Yes, 2 is harder, just being honest! But it seems like from everything you've written about Morgan he's very hands on & a wonderful father/husband. That's SO VERY important to have you're other half sharing in all the parenting with you! I reminded myself to take it one day at a time!! It really is wonderful having one of each!! :)
A few things -
1. I feel so much more sane after reading your blog! I'm sure you remember my "meltdown" when I found out I had to have a c-section. :o)
2. Pssst! Didn't you spend an entire week picking up a ransacked apartment by yourself (while barely pregnant) while plagued Irishman and Shamrock spent some time in Ireland? You HAVE been away from her! And you did survive. :o) That was the hardest part for me (and why I was SO determined to go home ASAP from the hospital). I talked with my OB ahead of time about going home early. I was in the hospital just over 48 hours. You might be able to do without that third night if you let them know ahead of time that you want to go home. (And I just saw Morgan's edit - he beat me to it!!)

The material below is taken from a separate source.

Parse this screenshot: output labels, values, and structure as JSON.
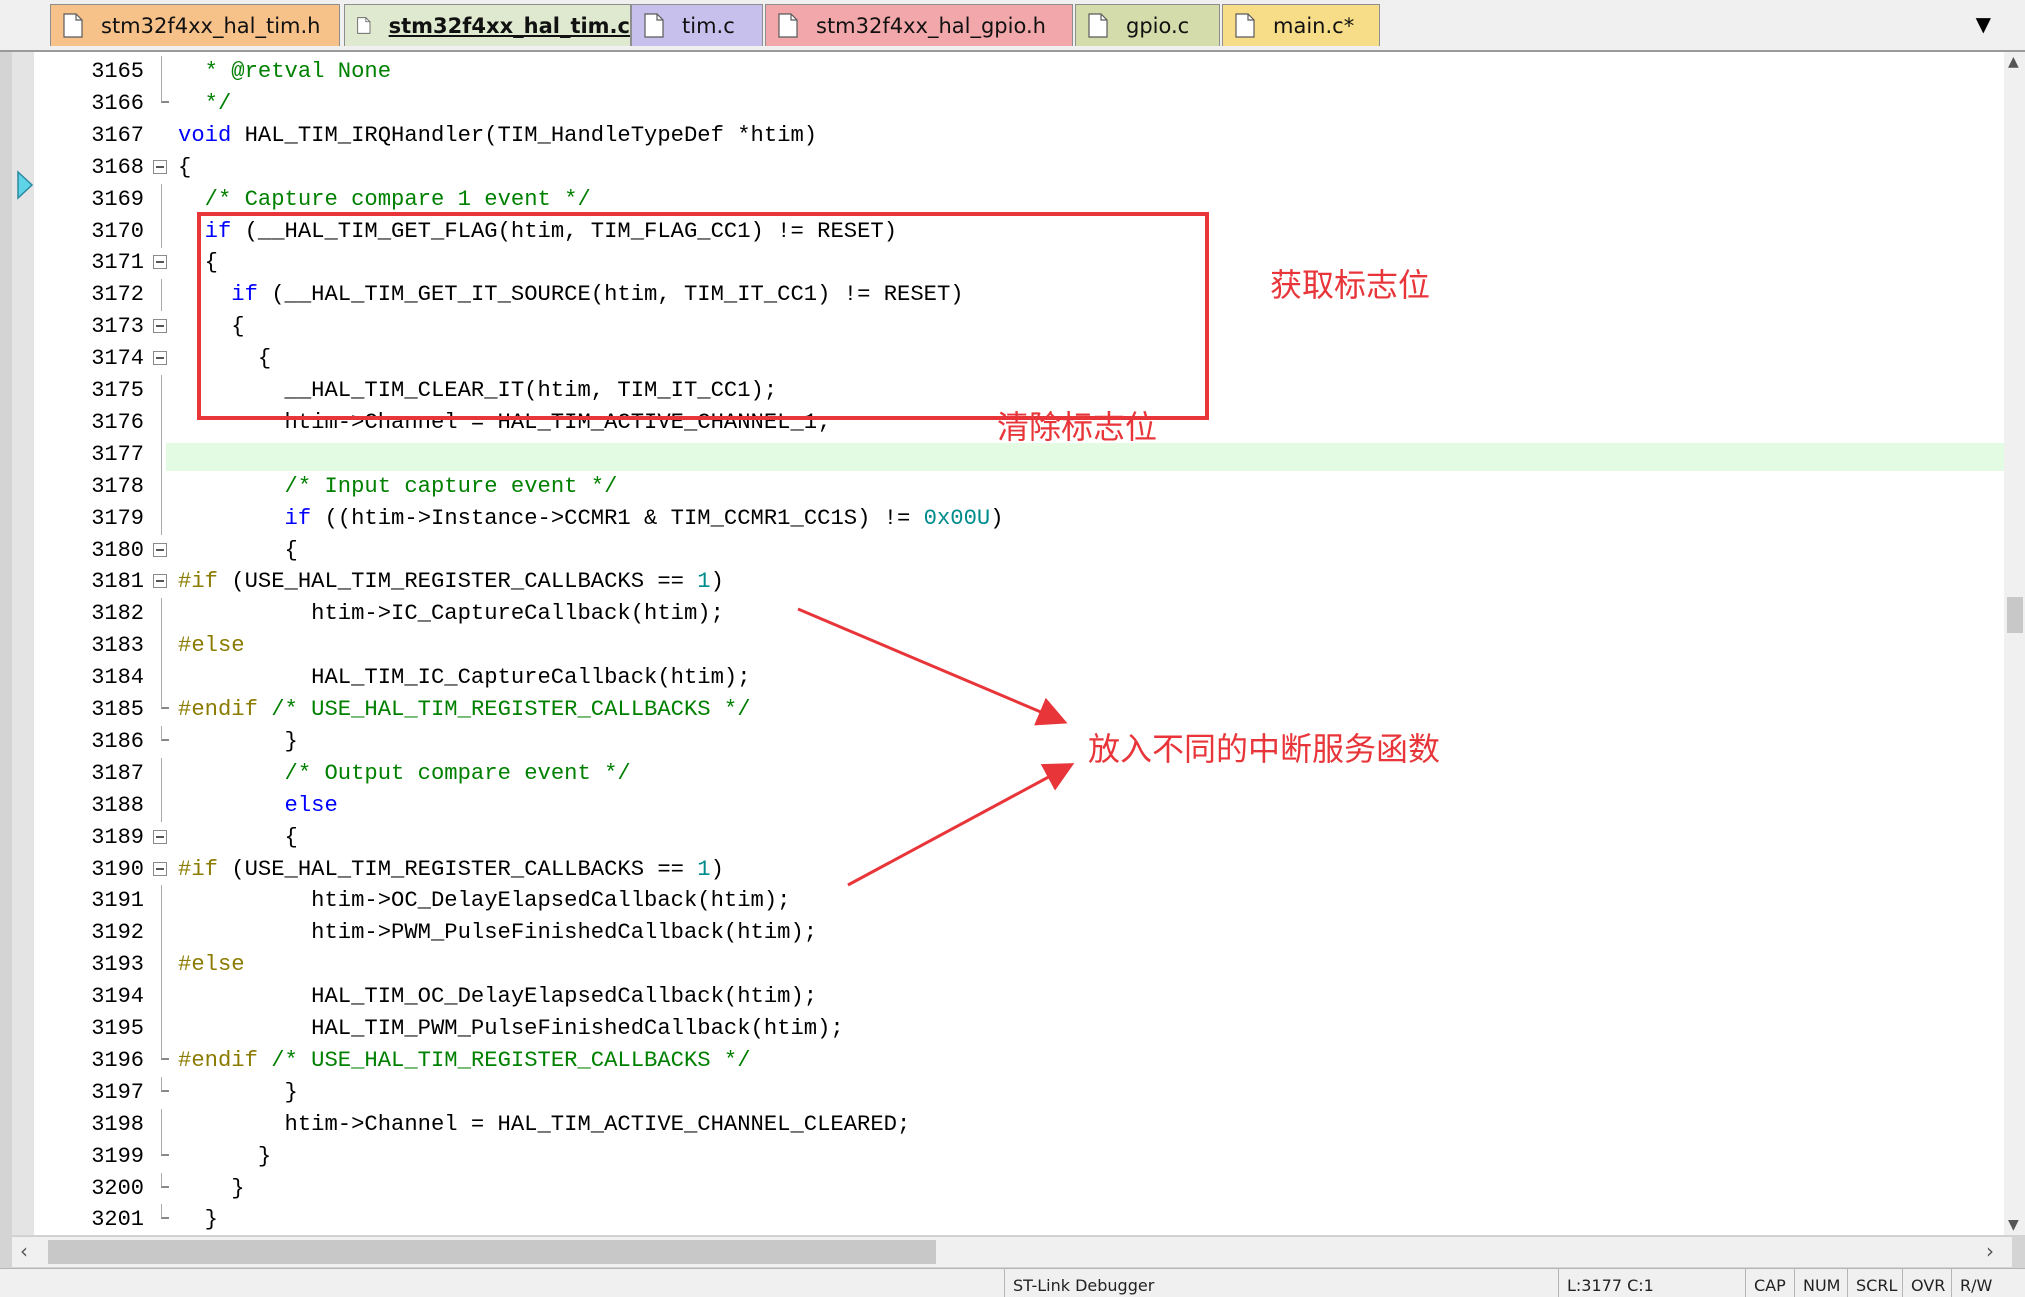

3. Don't beat yourself up over a few extra days of gestation! Your OB wouldn't do ANYTHING to potentially hurt little man. If 39 is easier for your whole family, go for it. Just try to remember that you're making decisions for four now (and actually have been for awhile).

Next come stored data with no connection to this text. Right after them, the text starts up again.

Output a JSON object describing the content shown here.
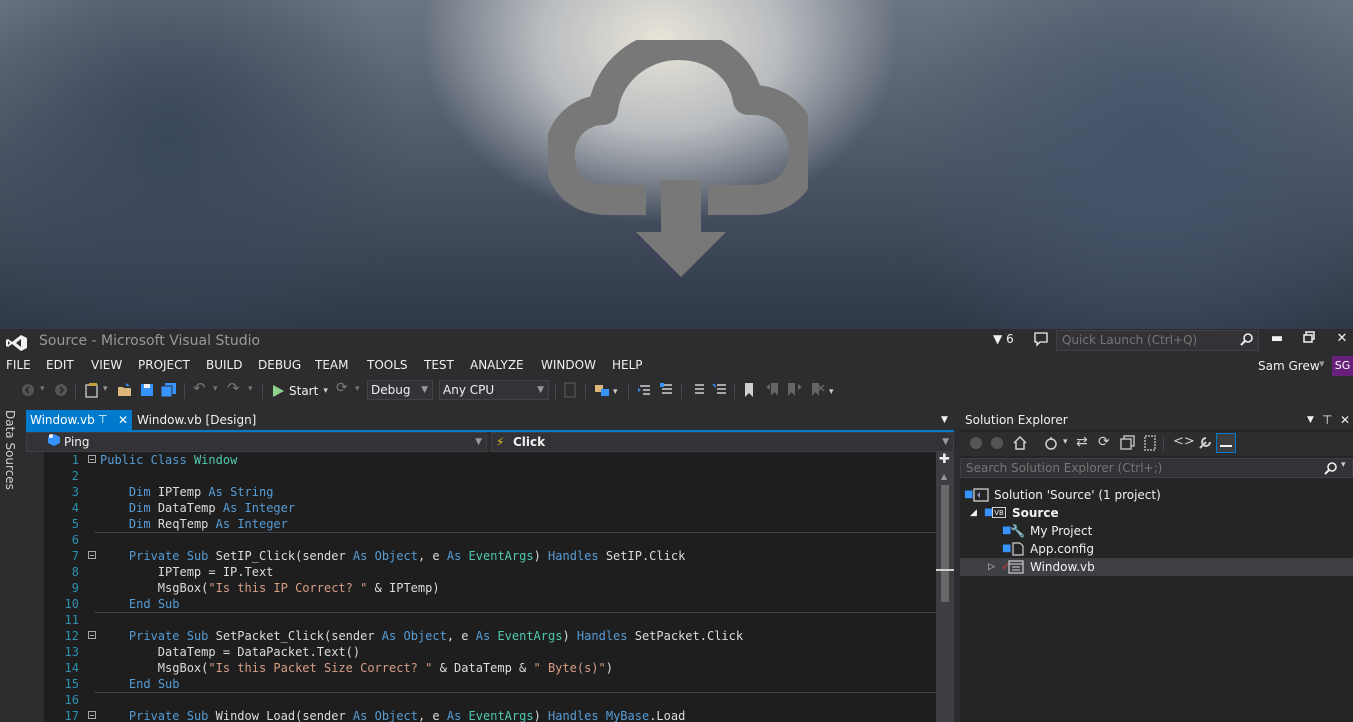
{
  "wallpaper": {
    "icon": "cloud-download-icon"
  },
  "titlebar": {
    "title": "Source - Microsoft Visual Studio",
    "notification_count": "6",
    "quick_launch_placeholder": "Quick Launch (Ctrl+Q)"
  },
  "menu": [
    "FILE",
    "EDIT",
    "VIEW",
    "PROJECT",
    "BUILD",
    "DEBUG",
    "TEAM",
    "TOOLS",
    "TEST",
    "ANALYZE",
    "WINDOW",
    "HELP"
  ],
  "user": {
    "name": "Sam Grew",
    "initials": "SG"
  },
  "toolbar": {
    "start_label": "Start",
    "config": "Debug",
    "platform": "Any CPU"
  },
  "side_panel": {
    "label": "Data Sources"
  },
  "tabs": {
    "active": "Window.vb",
    "inactive": "Window.vb [Design]"
  },
  "navbar": {
    "left": "Ping",
    "right": "Click"
  },
  "code_lines": [
    {
      "n": "1",
      "html": "<span class=\"kw\">Public</span> <span class=\"kw\">Class</span> <span class=\"ty\">Window</span>"
    },
    {
      "n": "2",
      "html": ""
    },
    {
      "n": "3",
      "html": "    <span class=\"kw\">Dim</span> IPTemp <span class=\"kw\">As</span> <span class=\"kw\">String</span>"
    },
    {
      "n": "4",
      "html": "    <span class=\"kw\">Dim</span> DataTemp <span class=\"kw\">As</span> <span class=\"kw\">Integer</span>"
    },
    {
      "n": "5",
      "html": "    <span class=\"kw\">Dim</span> ReqTemp <span class=\"kw\">As</span> <span class=\"kw\">Integer</span>"
    },
    {
      "n": "6",
      "html": ""
    },
    {
      "n": "7",
      "html": "    <span class=\"kw\">Private</span> <span class=\"kw\">Sub</span> SetIP_Click(sender <span class=\"kw\">As</span> <span class=\"kw\">Object</span>, e <span class=\"kw\">As</span> <span class=\"ty\">EventArgs</span>) <span class=\"kw\">Handles</span> SetIP.Click"
    },
    {
      "n": "8",
      "html": "        IPTemp = IP.Text"
    },
    {
      "n": "9",
      "html": "        MsgBox(<span class=\"st\">\"Is this IP Correct? \"</span> &amp; IPTemp)"
    },
    {
      "n": "10",
      "html": "    <span class=\"kw\">End</span> <span class=\"kw\">Sub</span>"
    },
    {
      "n": "11",
      "html": ""
    },
    {
      "n": "12",
      "html": "    <span class=\"kw\">Private</span> <span class=\"kw\">Sub</span> SetPacket_Click(sender <span class=\"kw\">As</span> <span class=\"kw\">Object</span>, e <span class=\"kw\">As</span> <span class=\"ty\">EventArgs</span>) <span class=\"kw\">Handles</span> SetPacket.Click"
    },
    {
      "n": "13",
      "html": "        DataTemp = DataPacket.Text()"
    },
    {
      "n": "14",
      "html": "        MsgBox(<span class=\"st\">\"Is this Packet Size Correct? \"</span> &amp; DataTemp &amp; <span class=\"st\">\" Byte(s)\"</span>)"
    },
    {
      "n": "15",
      "html": "    <span class=\"kw\">End</span> <span class=\"kw\">Sub</span>"
    },
    {
      "n": "16",
      "html": ""
    },
    {
      "n": "17",
      "html": "    <span class=\"kw\">Private</span> <span class=\"kw\">Sub</span> Window_Load(sender <span class=\"kw\">As</span> <span class=\"kw\">Object</span>, e <span class=\"kw\">As</span> <span class=\"ty\">EventArgs</span>) <span class=\"kw\">Handles</span> <span class=\"kw\">MyBase</span>.Load"
    }
  ],
  "solution_explorer": {
    "title": "Solution Explorer",
    "search_placeholder": "Search Solution Explorer (Ctrl+;)",
    "solution": "Solution 'Source' (1 project)",
    "project": "Source",
    "items": [
      "My Project",
      "App.config",
      "Window.vb"
    ]
  }
}
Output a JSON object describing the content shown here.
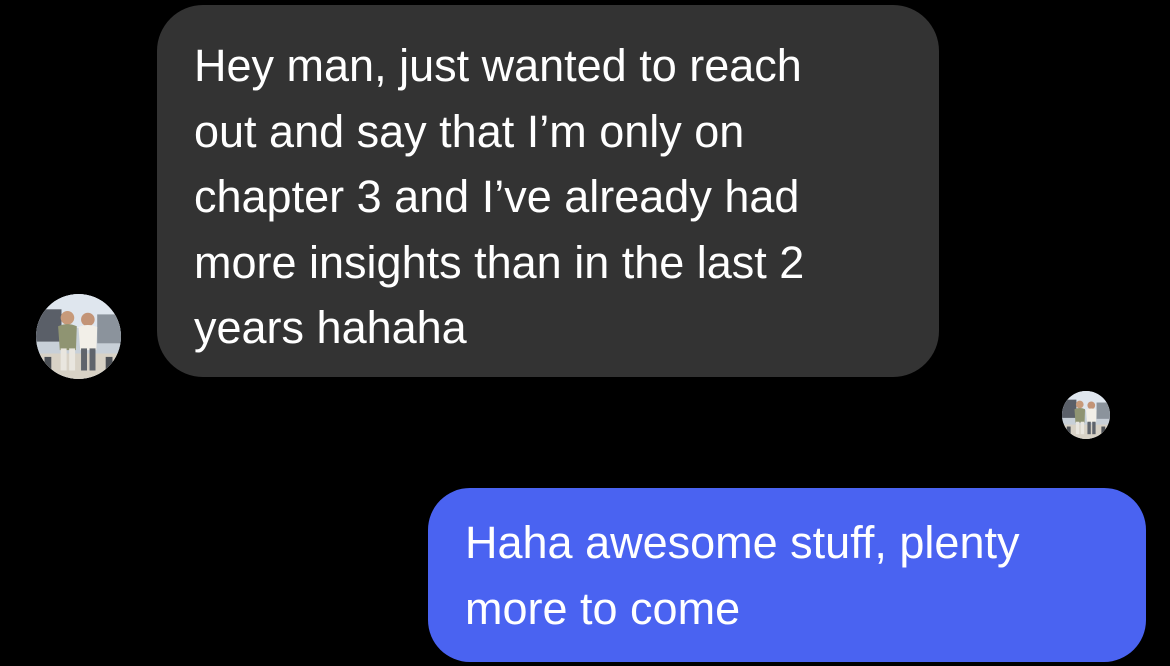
{
  "conversation": {
    "messages": [
      {
        "direction": "incoming",
        "lines": [
          "Hey man, just wanted to reach",
          "out and say that I’m only on",
          "chapter 3 and I’ve already had",
          "more insights than in the last 2",
          "years hahaha"
        ]
      },
      {
        "direction": "outgoing",
        "lines": [
          "Haha awesome stuff, plenty",
          "more to come"
        ]
      }
    ],
    "colors": {
      "background": "#000000",
      "incoming_bubble": "#333333",
      "outgoing_bubble": "#4a63f1",
      "text": "#ffffff"
    },
    "icons": {
      "sender_avatar": "sender-avatar-photo",
      "read_receipt": "read-receipt-avatar-photo"
    }
  }
}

4. Relaaaaax. And remember to take what advice you want, ignore the advice you don't, and that in a few short weeks, these three days in the hospital are going to be a mere memory. I know this is funny coming from the girl who cried her eyes out for 24 hours over the mention of the word c-section (and who, not too long ago, was seeking advice from YOU!), but everything is going to be perfect, no matter how it works out.
Hang in there and take care!!
Hugs, dear friend. I'm sorry you are feeling anxious and guilty. I know nothing I say will make it better as it is part of mommy-hood, but take heart in knowing that extra prayers are being said for you and it will all be okay in the end. I'm sure Caitlin will have a great time with Morgan and your new little bundle of joy will get lots of daddy time when all of you are home together. You are a wonderful mother and I know your babies love you very much!
I'm here to talk any time if you need an understanding ear.
It's normal to worry and to feel guilty, but it will all be okay. Hang in there. The good part is soon to come!